What is happening with the settling of Lennox’s services rates?
At the moment, Lennox is still in the process of negotiating its 2015-2017 CBA [Collective Bargaining Agreement]. There are certain factors that are key to the settling this issue with the trade union. The union tends to take positions that are at times more aggressive than those of the workers they represent; they seek to price the contractor out of the market and in some cases out of business. Parties who are not on the offshore installation, who do not negotiate with the foreign contractors and who do not face competition are becoming the final decision-makers in this highly volatile and increasingly competitive industry.
The oil and gas industry began to undergo profound changes around mid-2014. There has been a rush for cost efficiencies as companies seek to establish where their break-even [point] lies.

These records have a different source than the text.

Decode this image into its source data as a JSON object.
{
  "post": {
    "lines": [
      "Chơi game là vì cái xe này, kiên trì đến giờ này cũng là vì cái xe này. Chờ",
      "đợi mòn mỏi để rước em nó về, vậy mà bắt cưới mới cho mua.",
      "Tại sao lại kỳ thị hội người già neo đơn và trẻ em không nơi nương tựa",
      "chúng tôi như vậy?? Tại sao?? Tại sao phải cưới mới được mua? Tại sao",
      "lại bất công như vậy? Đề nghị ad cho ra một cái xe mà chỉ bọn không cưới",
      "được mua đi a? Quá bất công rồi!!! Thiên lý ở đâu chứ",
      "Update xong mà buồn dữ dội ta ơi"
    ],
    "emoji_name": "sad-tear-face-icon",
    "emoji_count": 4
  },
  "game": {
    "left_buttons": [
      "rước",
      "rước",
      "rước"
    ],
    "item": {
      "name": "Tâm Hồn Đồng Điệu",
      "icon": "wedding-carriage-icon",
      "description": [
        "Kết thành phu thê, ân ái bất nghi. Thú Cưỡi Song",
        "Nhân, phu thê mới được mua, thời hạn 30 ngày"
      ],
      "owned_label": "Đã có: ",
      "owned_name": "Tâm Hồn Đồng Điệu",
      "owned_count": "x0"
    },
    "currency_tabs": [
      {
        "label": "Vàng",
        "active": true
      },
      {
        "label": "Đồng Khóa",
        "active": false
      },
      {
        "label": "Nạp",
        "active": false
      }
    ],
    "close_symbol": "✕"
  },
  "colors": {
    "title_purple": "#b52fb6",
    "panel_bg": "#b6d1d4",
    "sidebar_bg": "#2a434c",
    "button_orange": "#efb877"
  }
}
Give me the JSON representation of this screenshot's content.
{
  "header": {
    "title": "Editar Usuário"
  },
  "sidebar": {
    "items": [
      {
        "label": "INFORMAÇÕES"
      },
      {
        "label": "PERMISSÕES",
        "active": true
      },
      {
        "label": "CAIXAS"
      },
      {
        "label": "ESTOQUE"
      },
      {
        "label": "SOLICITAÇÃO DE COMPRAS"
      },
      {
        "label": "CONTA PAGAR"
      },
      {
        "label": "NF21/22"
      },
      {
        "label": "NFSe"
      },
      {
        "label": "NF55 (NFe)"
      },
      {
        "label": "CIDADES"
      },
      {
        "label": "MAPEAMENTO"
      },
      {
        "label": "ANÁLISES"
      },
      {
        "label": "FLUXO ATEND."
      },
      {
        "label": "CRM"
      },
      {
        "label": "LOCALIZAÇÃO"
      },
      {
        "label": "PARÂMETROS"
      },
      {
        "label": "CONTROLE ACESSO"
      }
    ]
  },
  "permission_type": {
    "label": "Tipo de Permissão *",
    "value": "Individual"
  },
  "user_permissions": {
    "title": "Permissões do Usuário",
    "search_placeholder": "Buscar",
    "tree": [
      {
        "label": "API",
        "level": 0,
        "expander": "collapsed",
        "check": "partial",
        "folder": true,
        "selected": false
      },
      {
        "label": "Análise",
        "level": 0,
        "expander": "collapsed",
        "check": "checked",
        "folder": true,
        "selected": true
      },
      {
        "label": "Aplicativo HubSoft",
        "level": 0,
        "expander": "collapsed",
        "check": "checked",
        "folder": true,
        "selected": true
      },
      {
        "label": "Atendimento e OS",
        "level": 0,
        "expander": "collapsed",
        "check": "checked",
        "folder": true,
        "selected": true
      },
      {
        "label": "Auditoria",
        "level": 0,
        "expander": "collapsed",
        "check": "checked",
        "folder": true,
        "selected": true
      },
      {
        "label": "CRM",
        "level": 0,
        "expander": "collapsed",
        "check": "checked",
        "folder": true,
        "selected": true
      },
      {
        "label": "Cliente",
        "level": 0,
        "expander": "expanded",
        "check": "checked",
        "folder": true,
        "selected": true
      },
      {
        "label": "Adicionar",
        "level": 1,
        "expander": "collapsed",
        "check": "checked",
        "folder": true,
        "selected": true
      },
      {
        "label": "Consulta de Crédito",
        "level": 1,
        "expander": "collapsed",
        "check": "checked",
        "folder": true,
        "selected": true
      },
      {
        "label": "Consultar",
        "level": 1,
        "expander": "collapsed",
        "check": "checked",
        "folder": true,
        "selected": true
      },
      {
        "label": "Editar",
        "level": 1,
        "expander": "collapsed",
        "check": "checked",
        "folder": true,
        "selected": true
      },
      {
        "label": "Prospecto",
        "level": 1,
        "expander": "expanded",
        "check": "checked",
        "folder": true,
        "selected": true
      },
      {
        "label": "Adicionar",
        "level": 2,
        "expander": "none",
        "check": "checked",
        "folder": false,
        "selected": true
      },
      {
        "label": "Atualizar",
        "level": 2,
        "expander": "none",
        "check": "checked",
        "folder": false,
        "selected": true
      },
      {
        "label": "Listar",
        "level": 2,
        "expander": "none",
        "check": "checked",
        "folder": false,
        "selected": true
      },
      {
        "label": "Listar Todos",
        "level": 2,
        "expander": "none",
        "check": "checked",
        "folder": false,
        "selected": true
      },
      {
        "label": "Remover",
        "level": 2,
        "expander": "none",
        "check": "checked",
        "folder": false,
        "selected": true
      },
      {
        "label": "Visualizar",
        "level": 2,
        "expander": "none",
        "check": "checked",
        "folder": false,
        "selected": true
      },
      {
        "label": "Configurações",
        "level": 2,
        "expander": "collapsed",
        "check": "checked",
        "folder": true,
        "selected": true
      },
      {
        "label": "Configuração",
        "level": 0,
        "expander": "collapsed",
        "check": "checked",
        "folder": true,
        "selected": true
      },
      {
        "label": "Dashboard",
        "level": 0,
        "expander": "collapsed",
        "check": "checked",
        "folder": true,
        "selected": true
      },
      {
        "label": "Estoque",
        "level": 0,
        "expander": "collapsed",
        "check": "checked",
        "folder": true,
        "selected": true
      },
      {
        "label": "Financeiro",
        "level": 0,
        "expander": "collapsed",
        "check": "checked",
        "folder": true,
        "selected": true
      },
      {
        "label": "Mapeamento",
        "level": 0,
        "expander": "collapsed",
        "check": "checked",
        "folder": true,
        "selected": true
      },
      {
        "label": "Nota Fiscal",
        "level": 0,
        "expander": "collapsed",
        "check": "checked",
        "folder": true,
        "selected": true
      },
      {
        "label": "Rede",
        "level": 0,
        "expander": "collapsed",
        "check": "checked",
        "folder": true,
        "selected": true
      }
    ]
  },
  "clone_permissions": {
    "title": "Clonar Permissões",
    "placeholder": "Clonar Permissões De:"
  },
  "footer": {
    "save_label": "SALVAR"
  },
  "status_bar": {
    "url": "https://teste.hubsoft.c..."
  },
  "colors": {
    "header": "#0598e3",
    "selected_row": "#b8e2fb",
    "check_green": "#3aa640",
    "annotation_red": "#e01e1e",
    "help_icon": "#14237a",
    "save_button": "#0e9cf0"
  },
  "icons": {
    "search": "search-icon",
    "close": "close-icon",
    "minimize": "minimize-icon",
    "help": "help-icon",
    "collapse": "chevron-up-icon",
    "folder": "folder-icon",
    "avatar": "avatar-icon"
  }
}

As one looks to the future, it is increasingly evident that the previously set-rate structure on the table is [no longer] feasible and lacking competitiveness under current market conditions. This explains why we are still negotiating after such a long time.
[Trinidad and Tobago] is possibly number two in the world with regard to wage costs in the oil and gas sector both on the labour and catering side. We have some of the lowest reserves and production figures in the world and our climate is not as challenging as say the North Sea. However, the country is quite high in regard to [labour] costs at a time when activity in the oil and gas industry is contracting. How can we have escalating labour costs when oil prices and associated rig rates are depressed? There must be some sort of re-alignment unless one is living in a fool’s paradise. The matter is currently before the Industrial Court and it is our hope that the court will use the opportunity to demonstrate much needed national awareness of what is going on in the sector locally and internationally.

What are Lennox’s regional and global aspirations?
[In H2 2016], we provided Trinidad sourced labour on a rig operating in Suriname. However, that contract has since come to an end. Operating abroad is almost every company’s goal – to expand outside these shores. However, you must do so within a competitive framework. Based on our current CBA, we need to compensate our workers an additional 25% to work abroad, which makes us even more uncompetitive.
Trinidad and Tobago is pricing itself out of the market, which will affect the [hiring] of Trinidad nationals for nearby regional projects in Suriname and Guyana. We need to realign ourselves within the current industry parameters so as to remain relevant and sustainable.

What is Lennox’s strategy to maintain or expand its market share?
We currently have the majority market share, at 66.7%. Obviously, that can change as new opportunities present themselves. We are constantly adding value to our technical offering based on lessons learned on our active contracts.
We have been in business for a long time. Clients know us, but we are not taking that for granted. We are revamping [our] business model to meet the challenges of today. [The market] is becoming increasingly competitive. We need to illustrate clearly to our clientele our unparalleled contract management experience and industry know-how.

What are Lennox’s long-term objectives?
Our long-term objectives are to remain competitive and innovative in our services offering and to maintain our reputation as a safety conscious and responsible employer.
I think Trinidad and Tobago’s talent pool is world class and by extension Lennox’s management of labour contracts is unparalleled. We hope to expand our offerings overseas in neighbouring regions where drilling activity is more buoyant.

Is Guyana still the most favourable market in the region, given recent discoveries?
Yes, Guyana, based on the scale of the finds, will encourage quite a large volume of interest and FDI. However, we must have a conversation about how we are going to be competitive with a Trinidad and Tobago business model in Guyana. On the services side, we are [competitive], but on the labour side, we are pricing ourselves out of the equation. Something’s got to give.